Australia’s banking regulator has announced new capital adequacy requirements for Australian banks to make them “unquestionably strong”.

APRA Raises Bank Capital Requirements

The Australian Prudential Regulation Authority (APRA) outlined its ruling in an information paper, requiring the Big 4 banks and Macquarie to increase their minimum reserve by 150 basis points before 2020.

The Financial System Inquiry in 2014 recommended that in order to achieve a “strong capitalised banking system”, APRA should set capital standards such that capital ratios of authorised deposit-taking institutions (ADIs) are “unquestionably strong”.

The Australian government has since supported this recommendation.

In line with the new rules, the Big 4 will need to have common equity tier 1 capital (CET1) ratios of at least 10.5% to meet the new benchmark, while all other ADIs need to increase their capital requirements by 50 basis points.

APRA Chairman Wayne Byres says this new objective will enable the banking system to withstand tough times.

“Today’s announcement is the culmination of nearly a decade’s financial reform work aimed at building capital strength in the financial system following the global financial crisis,” he said.

“Capital levels that are unquestionably strong will undoubtedly equip the Australian banking sector to better handle adversity in the future, and reduce the need for public sector support.”

Big banks perform well on the ASX after APRA announcement

Following the release of APRA’s new capital requirements, investors in the Big 4 banks will be breathing a sigh of relief as values went up, no doubt influenced by the fairly benign rule changes.

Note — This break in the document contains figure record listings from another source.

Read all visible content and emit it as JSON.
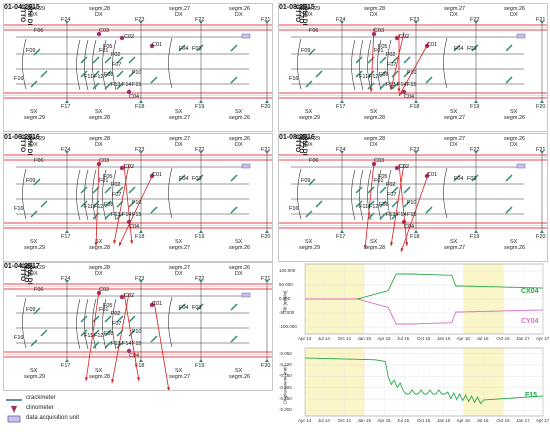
{
  "panels": [
    {
      "date": "01-04-2015",
      "town_left": "FORNI DI SOTTO",
      "town_right": ""
    },
    {
      "date": "01-08-2015",
      "town_left": "FORNI DI SOTTO",
      "town_right": "AMPEZZO"
    },
    {
      "date": "01-06-2016",
      "town_left": "FORNI DI SOTTO",
      "town_right": ""
    },
    {
      "date": "01-08-2016",
      "town_left": "FORNI DI SOTTO",
      "town_right": "AMPEZZO"
    },
    {
      "date": "01-04-2017",
      "town_left": "FORNI DI SOTTO",
      "town_right": "AMPEZZO"
    }
  ],
  "top_labels": [
    {
      "segm": "segm.29",
      "side": "DX"
    },
    {
      "segm": "segm.28",
      "side": "DX"
    },
    {
      "segm": "segm.27",
      "side": "DX"
    },
    {
      "segm": "segm.26",
      "side": "DX"
    }
  ],
  "bottom_labels": [
    {
      "segm": "segm.29",
      "side": "SX"
    },
    {
      "segm": "segm.28",
      "side": "SX"
    },
    {
      "segm": "segm.27",
      "side": "SX"
    },
    {
      "segm": "segm.26",
      "side": "SX"
    }
  ],
  "frames_top": [
    "F24",
    "F23",
    "F22",
    "F21"
  ],
  "frames_bottom": [
    "F17",
    "F18",
    "F19",
    "F20"
  ],
  "sensors": [
    "F09",
    "F06",
    "C03",
    "C02",
    "F01",
    "C01",
    "F04",
    "F03",
    "F02",
    "F07",
    "F08",
    "F10",
    "F11",
    "F12",
    "F13",
    "F14",
    "F15",
    "F16",
    "C04",
    "F05"
  ],
  "legend": {
    "crackmeter": "crackmeter",
    "clinometer": "clinometer",
    "dau": "data acquisition unit"
  },
  "chart_top": {
    "y_ticks": [
      "100.000",
      "50.000",
      "0.000",
      "-50.000",
      "-100.000"
    ],
    "y_label": "Tilt [mm/m]",
    "x_ticks": [
      "Apr 14",
      "Jul 14",
      "Oct 14",
      "Jan 15",
      "Apr 15",
      "Jul 15",
      "Oct 15",
      "Jan 16",
      "Apr 16",
      "Jul 16",
      "Oct 16",
      "Jan 17",
      "Apr 17"
    ],
    "series": [
      "CX04",
      "CY04"
    ]
  },
  "chart_bottom": {
    "y_ticks": [
      "-0.050",
      "-0.100",
      "-0.150",
      "-0.200",
      "-0.250",
      "-0.300"
    ],
    "y_label": "Displacement [mm]",
    "x_ticks": [
      "Apr 14",
      "Jul 14",
      "Oct 14",
      "Jan 15",
      "Apr 15",
      "Jul 15",
      "Oct 15",
      "Jan 16",
      "Apr 16",
      "Jul 16",
      "Oct 16",
      "Jan 17",
      "Apr 17"
    ],
    "series": [
      "F15"
    ]
  },
  "colors": {
    "rail": "#e8454d",
    "crack": "#2a8a6b",
    "clino": "#a0306a",
    "arrow": "#d62020",
    "cx": "#2aa84a",
    "cy": "#d96fc0",
    "f15": "#2aa84a",
    "band": "#fbf6c8"
  }
}
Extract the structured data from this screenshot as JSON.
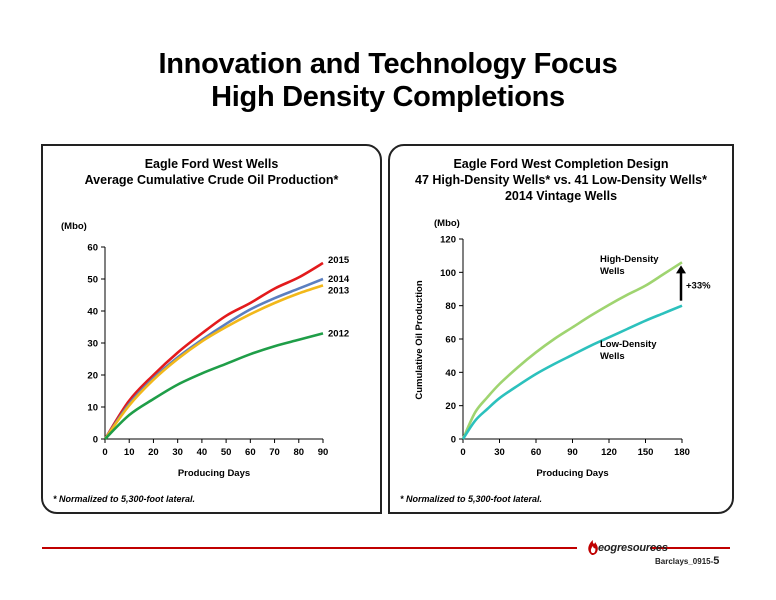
{
  "slide": {
    "title_line1": "Innovation and Technology Focus",
    "title_line2": "High Density Completions",
    "logo_text": "eogresources",
    "reference": "Barclays_0915",
    "page_number": "5"
  },
  "colors": {
    "red_line": "#c00000",
    "series_2015": "#e31a1c",
    "series_2014": "#5b7fc0",
    "series_2013": "#f2b81a",
    "series_2012": "#1f9e48",
    "high_density": "#9fd470",
    "low_density": "#2cc1bd"
  },
  "chart_data": [
    {
      "type": "line",
      "title": "Eagle Ford West Wells",
      "subtitle": "Average Cumulative Crude Oil Production*",
      "xlabel": "Producing Days",
      "ylabel": "(Mbo)",
      "xlim": [
        0,
        90
      ],
      "ylim": [
        0,
        60
      ],
      "xticks": [
        0,
        10,
        20,
        30,
        40,
        50,
        60,
        70,
        80,
        90
      ],
      "yticks": [
        0,
        10,
        20,
        30,
        40,
        50,
        60
      ],
      "grid": false,
      "legend": "series labels at line ends",
      "footnote": "* Normalized to 5,300-foot lateral.",
      "x": [
        0,
        10,
        20,
        30,
        40,
        50,
        60,
        70,
        80,
        90
      ],
      "series": [
        {
          "name": "2015",
          "color": "#e31a1c",
          "values": [
            0,
            12,
            20,
            27,
            33,
            38.5,
            42.5,
            47,
            50.5,
            55
          ]
        },
        {
          "name": "2014",
          "color": "#5b7fc0",
          "values": [
            0,
            11,
            19,
            25.5,
            31,
            36,
            40.5,
            44,
            47,
            50
          ]
        },
        {
          "name": "2013",
          "color": "#f2b81a",
          "values": [
            0,
            10.5,
            18.5,
            25,
            30.5,
            35,
            39,
            42.5,
            45.5,
            48
          ]
        },
        {
          "name": "2012",
          "color": "#1f9e48",
          "values": [
            0,
            7.5,
            12.5,
            17,
            20.5,
            23.5,
            26.5,
            29,
            31,
            33
          ]
        }
      ]
    },
    {
      "type": "line",
      "title": "Eagle Ford West Completion Design",
      "subtitle": "47 High-Density Wells* vs. 41 Low-Density Wells*",
      "subtitle2": "2014 Vintage Wells",
      "xlabel": "Producing Days",
      "ylabel": "Cumulative Oil Production",
      "yunit": "(Mbo)",
      "xlim": [
        0,
        180
      ],
      "ylim": [
        0,
        120
      ],
      "xticks": [
        0,
        30,
        60,
        90,
        120,
        150,
        180
      ],
      "yticks": [
        0,
        20,
        40,
        60,
        80,
        100,
        120
      ],
      "grid": false,
      "footnote": "* Normalized to 5,300-foot lateral.",
      "annotation": "+33%",
      "x": [
        0,
        10,
        20,
        30,
        45,
        60,
        75,
        90,
        105,
        120,
        135,
        150,
        165,
        180
      ],
      "series": [
        {
          "name": "High-Density Wells",
          "color": "#9fd470",
          "values": [
            0,
            16,
            25,
            33,
            43,
            52,
            60,
            67,
            74,
            80.5,
            86.5,
            92,
            99,
            106
          ]
        },
        {
          "name": "Low-Density Wells",
          "color": "#2cc1bd",
          "values": [
            0,
            11,
            18,
            24.5,
            32,
            39,
            45,
            50.5,
            56,
            61,
            66,
            71,
            75.5,
            80
          ]
        }
      ]
    }
  ]
}
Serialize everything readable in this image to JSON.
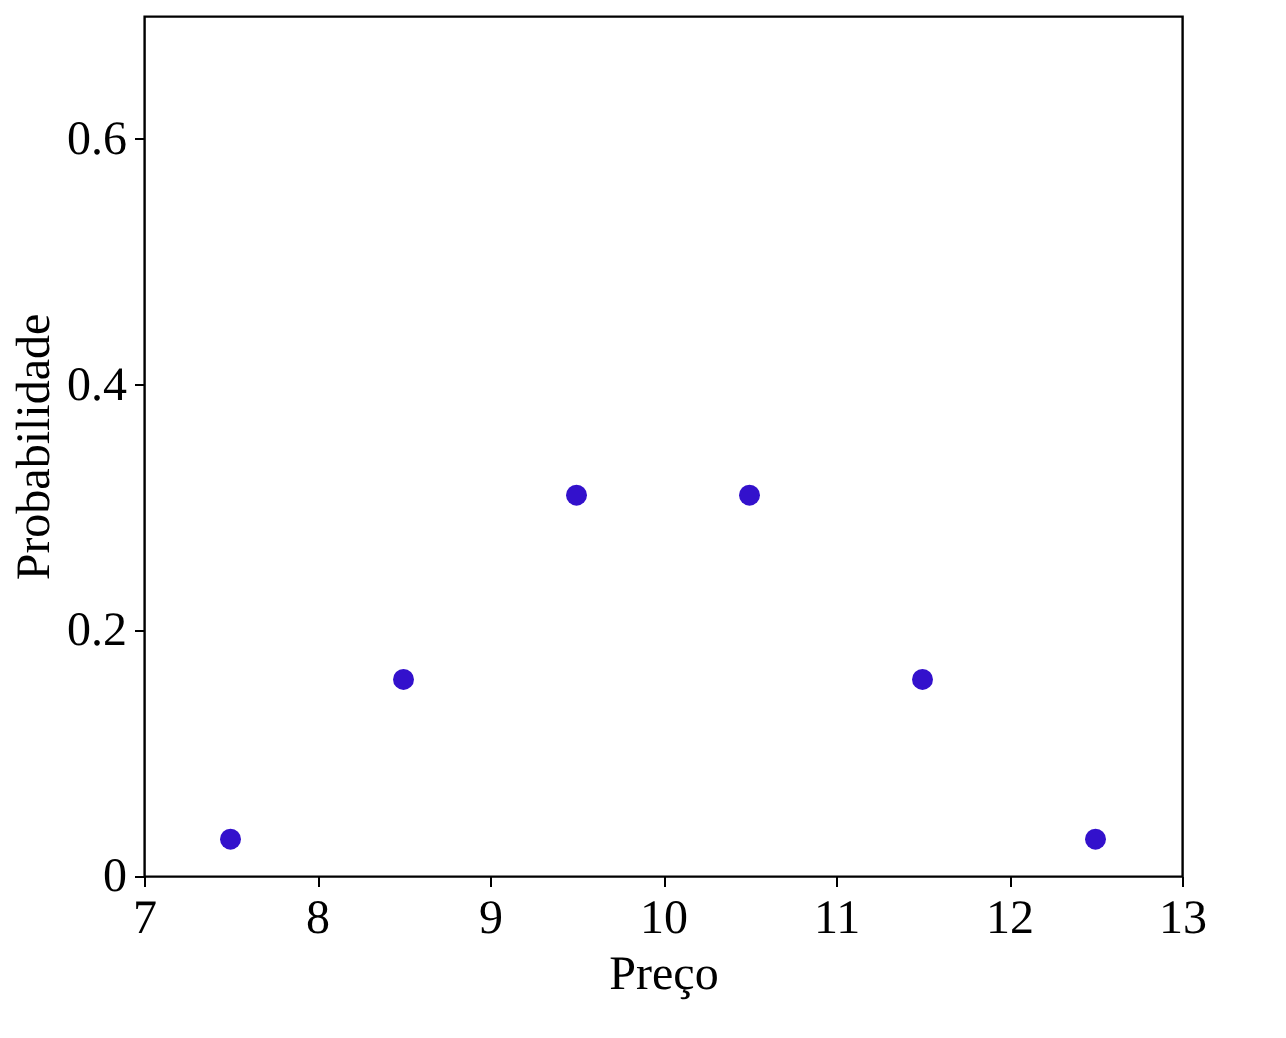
{
  "chart_data": {
    "type": "scatter",
    "xlabel": "Preço",
    "ylabel": "Probabilidade",
    "x": [
      7.5,
      8.5,
      9.5,
      10.5,
      11.5,
      12.5
    ],
    "series": [
      {
        "color": "#3311cc",
        "values": [
          0.03,
          0.16,
          0.31,
          0.31,
          0.16,
          0.03
        ]
      }
    ],
    "xlim": [
      7,
      13
    ],
    "xticks": [
      7,
      8,
      9,
      10,
      11,
      12,
      13
    ],
    "ylim": [
      0,
      0.7
    ],
    "yticks": [
      0,
      0.2,
      0.4,
      0.6
    ],
    "marker": "circle",
    "grid": false,
    "legend": false
  }
}
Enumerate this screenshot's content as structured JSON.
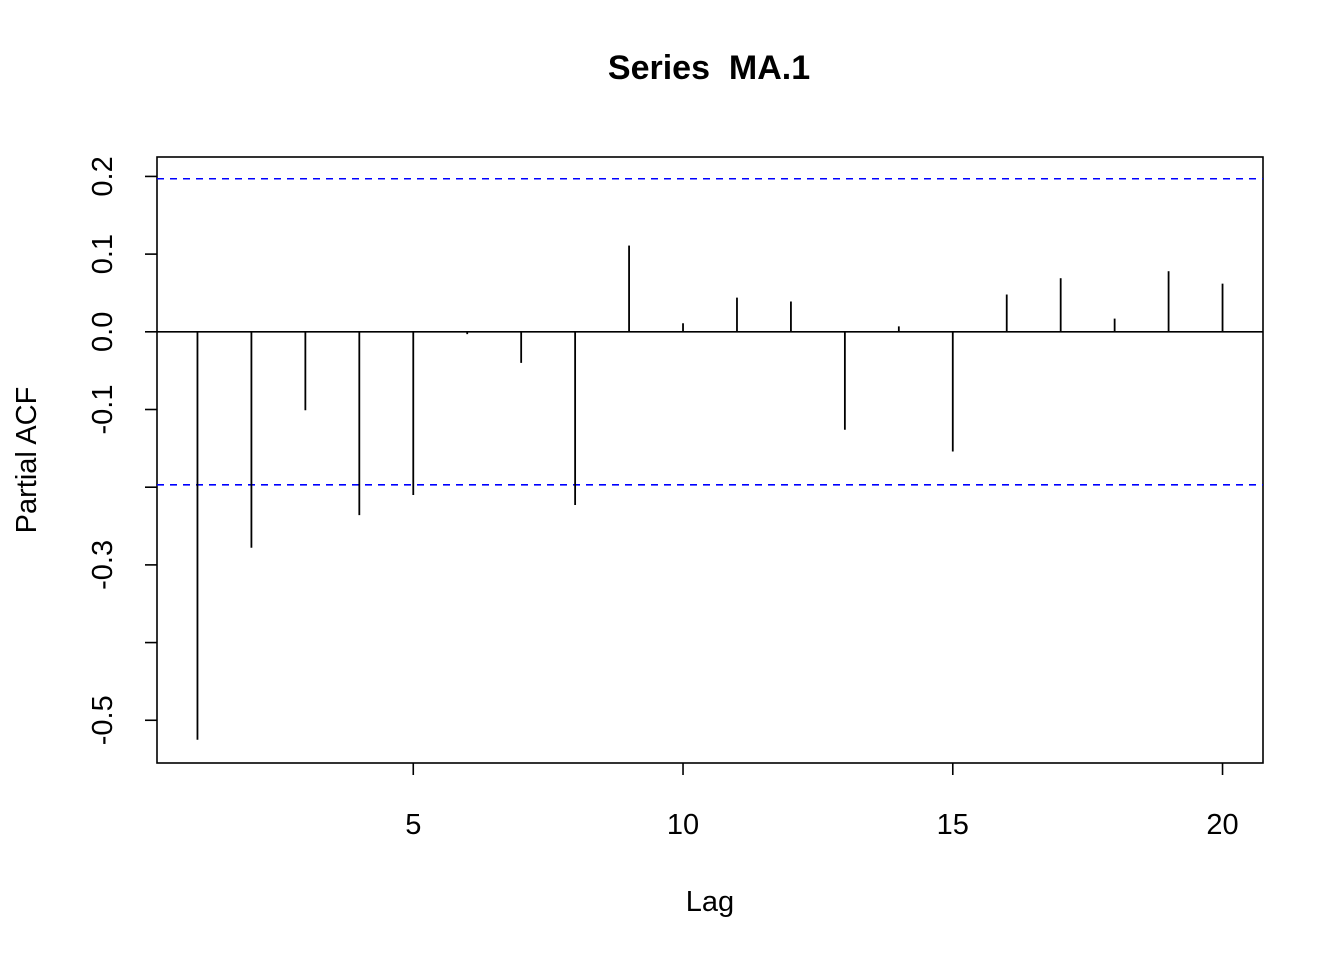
{
  "chart_data": {
    "type": "bar",
    "title": "Series  MA.1",
    "xlabel": "Lag",
    "ylabel": "Partial ACF",
    "x": [
      1,
      2,
      3,
      4,
      5,
      6,
      7,
      8,
      9,
      10,
      11,
      12,
      13,
      14,
      15,
      16,
      17,
      18,
      19,
      20
    ],
    "values": [
      -0.525,
      -0.278,
      -0.101,
      -0.236,
      -0.21,
      -0.003,
      -0.04,
      -0.223,
      0.111,
      0.011,
      0.044,
      0.039,
      -0.126,
      0.007,
      -0.154,
      0.048,
      0.069,
      0.017,
      0.078,
      0.062
    ],
    "confidence_bounds": [
      0.197,
      -0.197
    ],
    "xlim": [
      0.25,
      20.75
    ],
    "ylim": [
      -0.555,
      0.225
    ],
    "x_ticks": [
      5,
      10,
      15,
      20
    ],
    "y_ticks": [
      0.2,
      0.1,
      0.0,
      -0.1,
      -0.2,
      -0.3,
      -0.4,
      -0.5
    ],
    "y_tick_labels": [
      "0.2",
      "0.1",
      "0.0",
      "-0.1",
      "",
      "-0.3",
      "",
      "-0.5"
    ],
    "bound_color": "#0000ff",
    "bar_color": "#000000",
    "grid": false
  }
}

All the majors have seen share prices rise today, with ANZ, Commonwealth Bank, NAB, and Westpac all gaining over 3% at the time of writing.

ANZ’s CFO, Michelle Jablko, has advised that the bank will comfortably meet the CET1 ratio of 10.5%, having already hit 10.1% earlier this year.

“ANZ’s reported capital position as at 31 March 2017 highlighted the Groups’ [sic] strong organic capital generation,” said Ms Jablko.

“ANZ is well placed to achieve the strengthened capital standards, and to do so well ahead of the schedule outlined by APRA.”

CommBank’s CFO, Robert Jesudason, also said they are well positioned to meet the new capital benchmark.

“Financial strength is a key priority of CBA’s strategy, and we constantly monitor our capital position and any potential regulatory change which may affect our capital,” said Mr Jesudason.

The next development to watch out for following this move by APRA could be how the banks plan to recover some of the extra costs of their capital requirements and maintain profitability.

Consumers, government officials, and industry watchdogs will likely be watching closely to see if the buck is passed onto customers through increased interest rates on home loans.